Strategy We will use the uncertainty principle just as we did in Example 5.10, where we found the minimum kinetic energy for an electron in a nucleus. We use the uncertainty principle to find the uncertainty Δp and then use this value to determine the minimum kinetic energy.

Step-by-Step

Verified Solution

We start with the uncertainty principle involving momentum.

 

\begin{aligned}\Delta p \Delta x & \geq \frac{\hbar}{2} \\\Delta p & \geq \frac{\hbar}{2 \Delta x}=\frac{6.58 \times 10^{-16} eV \cdot s }{2\left(8.0 \times 10^{-15} m \right)} \\\Delta p & \geq 0.041 eV \cdot s / m\end{aligned}

 

The momentum p must be at least as large as Δp.

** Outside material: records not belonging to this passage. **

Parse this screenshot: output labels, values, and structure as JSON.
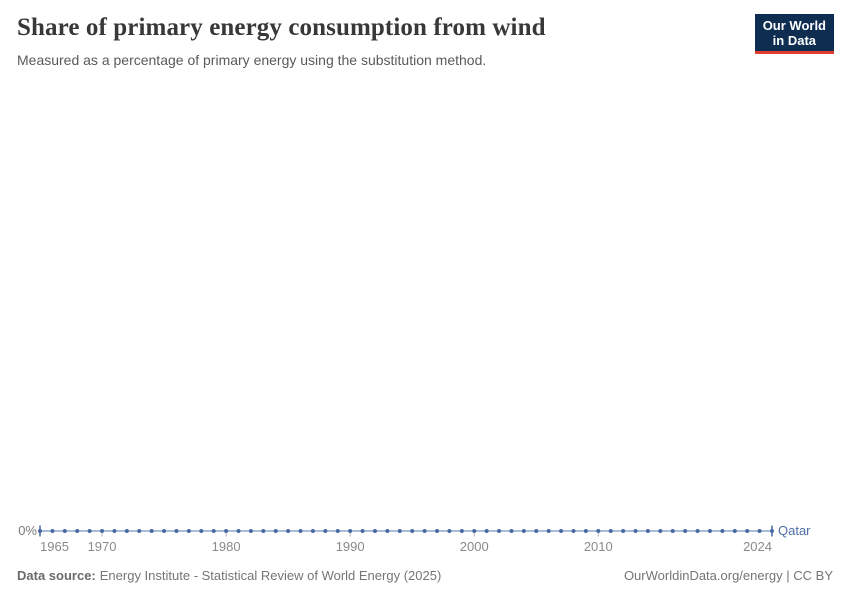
{
  "header": {
    "title": "Share of primary energy consumption from wind",
    "subtitle": "Measured as a percentage of primary energy using the substitution method.",
    "logo": {
      "line1": "Our World",
      "line2": "in Data",
      "bg_color": "#0e2d51",
      "accent_color": "#e23b30"
    }
  },
  "chart_data": {
    "type": "line",
    "title": "Share of primary energy consumption from wind",
    "subtitle": "Measured as a percentage of primary energy using the substitution method.",
    "xlabel": "",
    "ylabel": "",
    "y_tick_label": "0%",
    "ylim": [
      0,
      0
    ],
    "grid": false,
    "legend_position": "end-of-line",
    "x": [
      1965,
      1966,
      1967,
      1968,
      1969,
      1970,
      1971,
      1972,
      1973,
      1974,
      1975,
      1976,
      1977,
      1978,
      1979,
      1980,
      1981,
      1982,
      1983,
      1984,
      1985,
      1986,
      1987,
      1988,
      1989,
      1990,
      1991,
      1992,
      1993,
      1994,
      1995,
      1996,
      1997,
      1998,
      1999,
      2000,
      2001,
      2002,
      2003,
      2004,
      2005,
      2006,
      2007,
      2008,
      2009,
      2010,
      2011,
      2012,
      2013,
      2014,
      2015,
      2016,
      2017,
      2018,
      2019,
      2020,
      2021,
      2022,
      2023,
      2024
    ],
    "x_ticks": [
      1965,
      1970,
      1980,
      1990,
      2000,
      2010,
      2024
    ],
    "series": [
      {
        "name": "Qatar",
        "values": [
          0,
          0,
          0,
          0,
          0,
          0,
          0,
          0,
          0,
          0,
          0,
          0,
          0,
          0,
          0,
          0,
          0,
          0,
          0,
          0,
          0,
          0,
          0,
          0,
          0,
          0,
          0,
          0,
          0,
          0,
          0,
          0,
          0,
          0,
          0,
          0,
          0,
          0,
          0,
          0,
          0,
          0,
          0,
          0,
          0,
          0,
          0,
          0,
          0,
          0,
          0,
          0,
          0,
          0,
          0,
          0,
          0,
          0,
          0,
          0
        ]
      }
    ],
    "line_color": "#a9bdda",
    "marker_color": "#4a69a2",
    "entity_label_color": "#4e6ea7",
    "axis_tick_color": "#b5b5b5"
  },
  "footer": {
    "source_label": "Data source:",
    "source_text": "Energy Institute - Statistical Review of World Energy (2025)",
    "credit": "OurWorldinData.org/energy | CC BY"
  }
}
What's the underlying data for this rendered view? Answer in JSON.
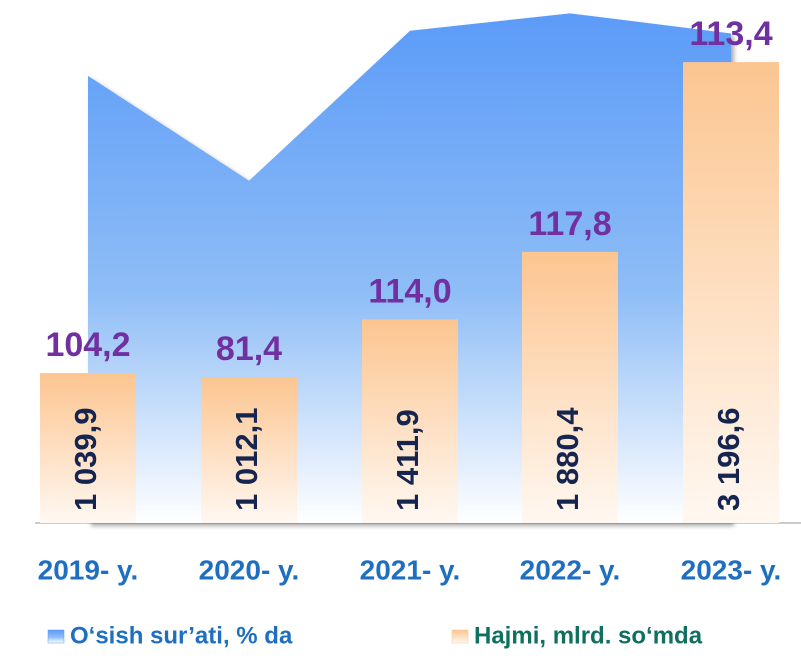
{
  "chart_data": {
    "type": "bar",
    "categories": [
      "2019- y.",
      "2020- y.",
      "2021- y.",
      "2022- y.",
      "2023- y."
    ],
    "series": [
      {
        "name": "O‘sish sur’ati, % da",
        "type": "area",
        "axis": "y2",
        "color": "#5b9bf8",
        "values": [
          104.2,
          81.4,
          114.0,
          117.8,
          113.4
        ],
        "value_labels": [
          "104,2",
          "81,4",
          "114,0",
          "117,8",
          "113,4"
        ]
      },
      {
        "name": "Hajmi, mlrd. so‘mda",
        "type": "bar",
        "color": "#fcc590",
        "values": [
          1039.9,
          1012.1,
          1411.9,
          1880.4,
          3196.6
        ],
        "value_labels": [
          "1 039,9",
          "1 012,1",
          "1 411,9",
          "1 880,4",
          "3 196,6"
        ]
      }
    ],
    "ylim": [
      0,
      3350
    ],
    "y2lim": [
      7,
      112
    ]
  }
}
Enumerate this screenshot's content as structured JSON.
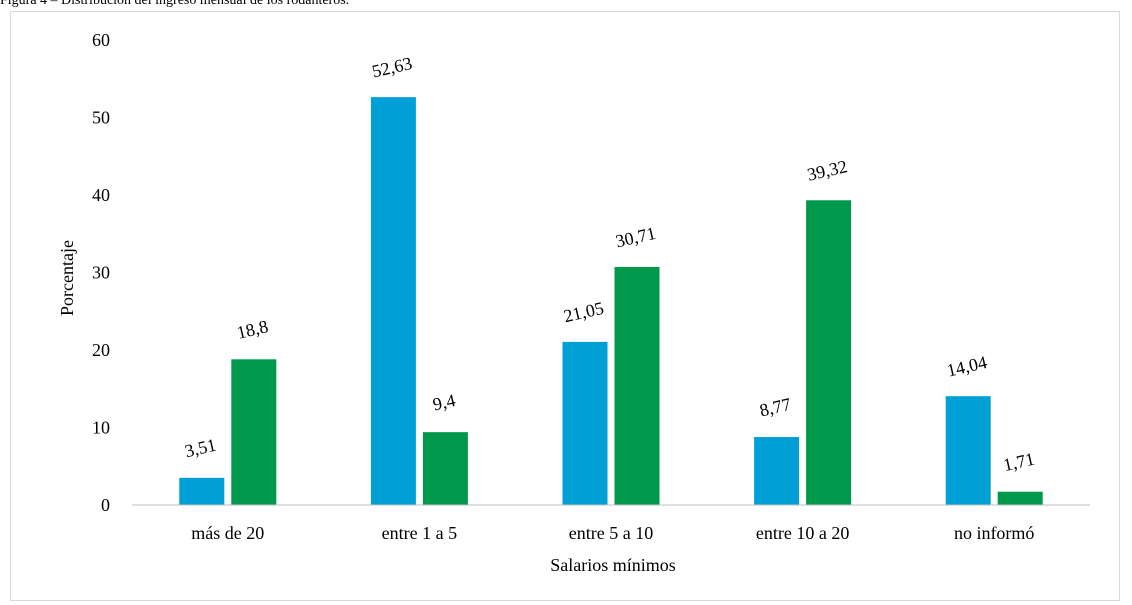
{
  "caption": "Figura 4 – Distribución del ingreso mensual de los rodanteros.",
  "colors": {
    "series1": "#00a0d6",
    "series2": "#00994c",
    "axis": "#bfbfbf"
  },
  "chart_data": {
    "type": "bar",
    "title": "",
    "xlabel": "Salarios mínimos",
    "ylabel": "Porcentaje",
    "ylim": [
      0,
      60
    ],
    "yticks": [
      "0",
      "10",
      "20",
      "30",
      "40",
      "50",
      "60"
    ],
    "categories": [
      "más de 20",
      "entre 1 a 5",
      "entre 5 a 10",
      "entre 10 a 20",
      "no informó"
    ],
    "grid": false,
    "series": [
      {
        "values": [
          3.51,
          52.63,
          21.05,
          8.77,
          14.04
        ],
        "labels": [
          "3,51",
          "52,63",
          "21,05",
          "8,77",
          "14,04"
        ]
      },
      {
        "values": [
          18.8,
          9.4,
          30.71,
          39.32,
          1.71
        ],
        "labels": [
          "18,8",
          "9,4",
          "30,71",
          "39,32",
          "1,71"
        ]
      }
    ]
  }
}
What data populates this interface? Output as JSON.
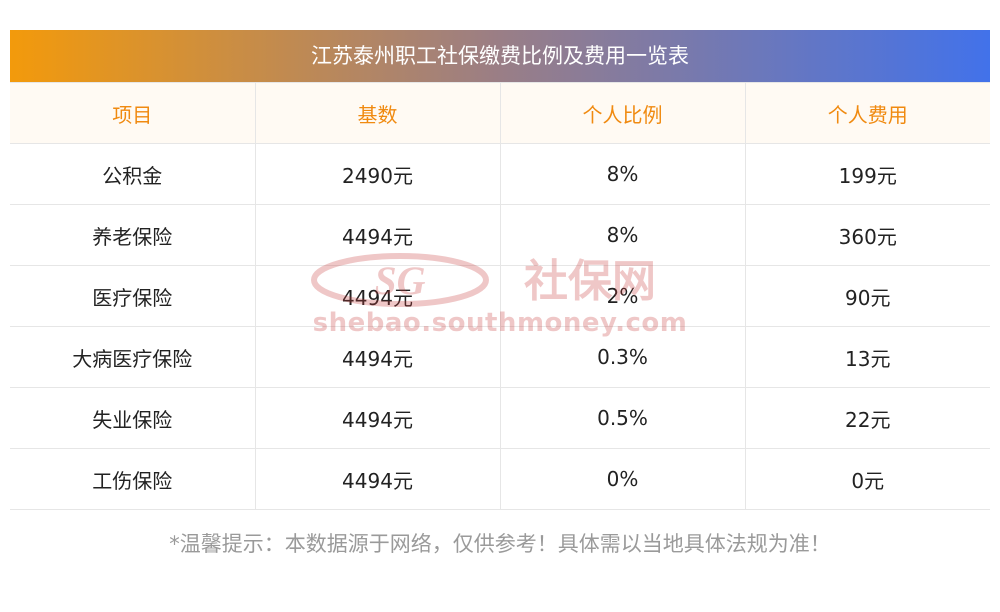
{
  "table": {
    "title": "江苏泰州职工社保缴费比例及费用一览表",
    "headers": [
      "项目",
      "基数",
      "个人比例",
      "个人费用"
    ],
    "rows": [
      [
        "公积金",
        "2490元",
        "8%",
        "199元"
      ],
      [
        "养老保险",
        "4494元",
        "8%",
        "360元"
      ],
      [
        "医疗保险",
        "4494元",
        "2%",
        "90元"
      ],
      [
        "大病医疗保险",
        "4494元",
        "0.3%",
        "13元"
      ],
      [
        "失业保险",
        "4494元",
        "0.5%",
        "22元"
      ],
      [
        "工伤保险",
        "4494元",
        "0%",
        "0元"
      ]
    ]
  },
  "notice": "*温馨提示：本数据源于网络，仅供参考！具体需以当地具体法规为准！",
  "watermark": {
    "brand": "社保网",
    "url": "shebao.southmoney.com"
  },
  "colors": {
    "title_gradient_start": "#f39a0b",
    "title_gradient_end": "#4272ea",
    "header_text": "#f08a10",
    "watermark": "#c7393a"
  }
}
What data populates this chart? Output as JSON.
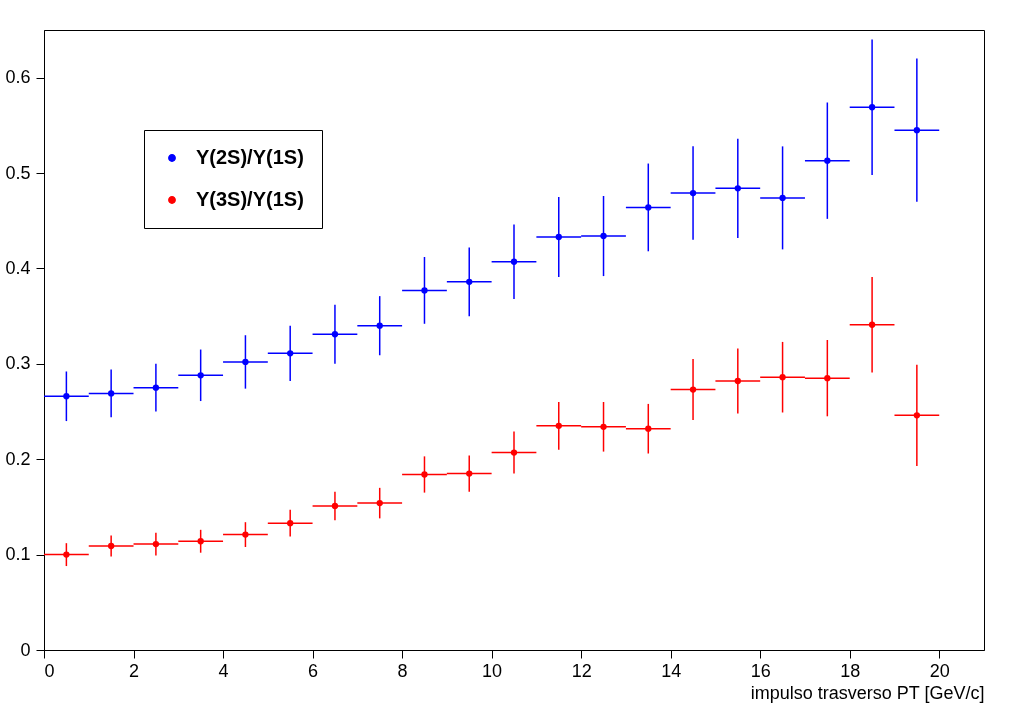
{
  "chart_data": {
    "type": "scatter",
    "xlabel": "impulso trasverso PT [GeV/c]",
    "x": [
      0.5,
      1.5,
      2.5,
      3.5,
      4.5,
      5.5,
      6.5,
      7.5,
      8.5,
      9.5,
      10.5,
      11.5,
      12.5,
      13.5,
      14.5,
      15.5,
      16.5,
      17.5,
      18.5,
      19.5
    ],
    "xlim": [
      0,
      21
    ],
    "ylim": [
      0,
      0.65
    ],
    "xticks": [
      0,
      2,
      4,
      6,
      8,
      10,
      12,
      14,
      16,
      18,
      20
    ],
    "yticks": [
      0,
      0.1,
      0.2,
      0.3,
      0.4,
      0.5,
      0.6
    ],
    "grid": false,
    "legend": "top left",
    "marker": "circle",
    "series": [
      {
        "name": "Υ(2S)/Υ(1S)",
        "color": "#0000ff",
        "values": [
          0.266,
          0.269,
          0.275,
          0.288,
          0.302,
          0.311,
          0.331,
          0.34,
          0.377,
          0.386,
          0.407,
          0.433,
          0.434,
          0.464,
          0.479,
          0.484,
          0.474,
          0.513,
          0.569,
          0.545
        ],
        "errors": [
          0.026,
          0.025,
          0.025,
          0.027,
          0.028,
          0.029,
          0.031,
          0.031,
          0.035,
          0.036,
          0.039,
          0.042,
          0.042,
          0.046,
          0.049,
          0.052,
          0.054,
          0.061,
          0.071,
          0.075
        ],
        "xerrors": [
          0.5,
          0.5,
          0.5,
          0.5,
          0.5,
          0.5,
          0.5,
          0.5,
          0.5,
          0.5,
          0.5,
          0.5,
          0.5,
          0.5,
          0.5,
          0.5,
          0.5,
          0.5,
          0.5,
          0.5
        ]
      },
      {
        "name": "Υ(3S)/Υ(1S)",
        "color": "#ff0000",
        "values": [
          0.1,
          0.109,
          0.111,
          0.114,
          0.121,
          0.133,
          0.151,
          0.154,
          0.184,
          0.185,
          0.207,
          0.235,
          0.234,
          0.232,
          0.273,
          0.282,
          0.286,
          0.285,
          0.341,
          0.246
        ],
        "errors": [
          0.012,
          0.011,
          0.012,
          0.012,
          0.013,
          0.014,
          0.015,
          0.016,
          0.019,
          0.019,
          0.022,
          0.025,
          0.026,
          0.026,
          0.032,
          0.034,
          0.037,
          0.04,
          0.05,
          0.053
        ],
        "xerrors": [
          0.5,
          0.5,
          0.5,
          0.5,
          0.5,
          0.5,
          0.5,
          0.5,
          0.5,
          0.5,
          0.5,
          0.5,
          0.5,
          0.5,
          0.5,
          0.5,
          0.5,
          0.5,
          0.5,
          0.5
        ]
      }
    ]
  }
}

Hence p_{\min }=\Delta p \text {, and we have for } p_{\min } c:

 

p_{\min } c=(0.041 eV \cdot s / m )\left(3.0 \times 10^{8} m / s \right)=12 MeV

 

Because 12 MeV is only about 1% of the proton’s rest energy (938 MeV, see inside front cover), we can treat the problem nonrelativistically. The kinetic energy of a proton in this nucleus must be at least as large as

 

K=\frac{\left(p_{\min }\right)^{2}}{2 m}=\frac{\left(p_{\min } c\right)^{2}}{2 m c^{2}}=\frac{(12 MeV )^{2}}{2(938 MeV )}=0.08 MeV

 

which is an entirely reasonable experimental value. The result for a neutron would be similar.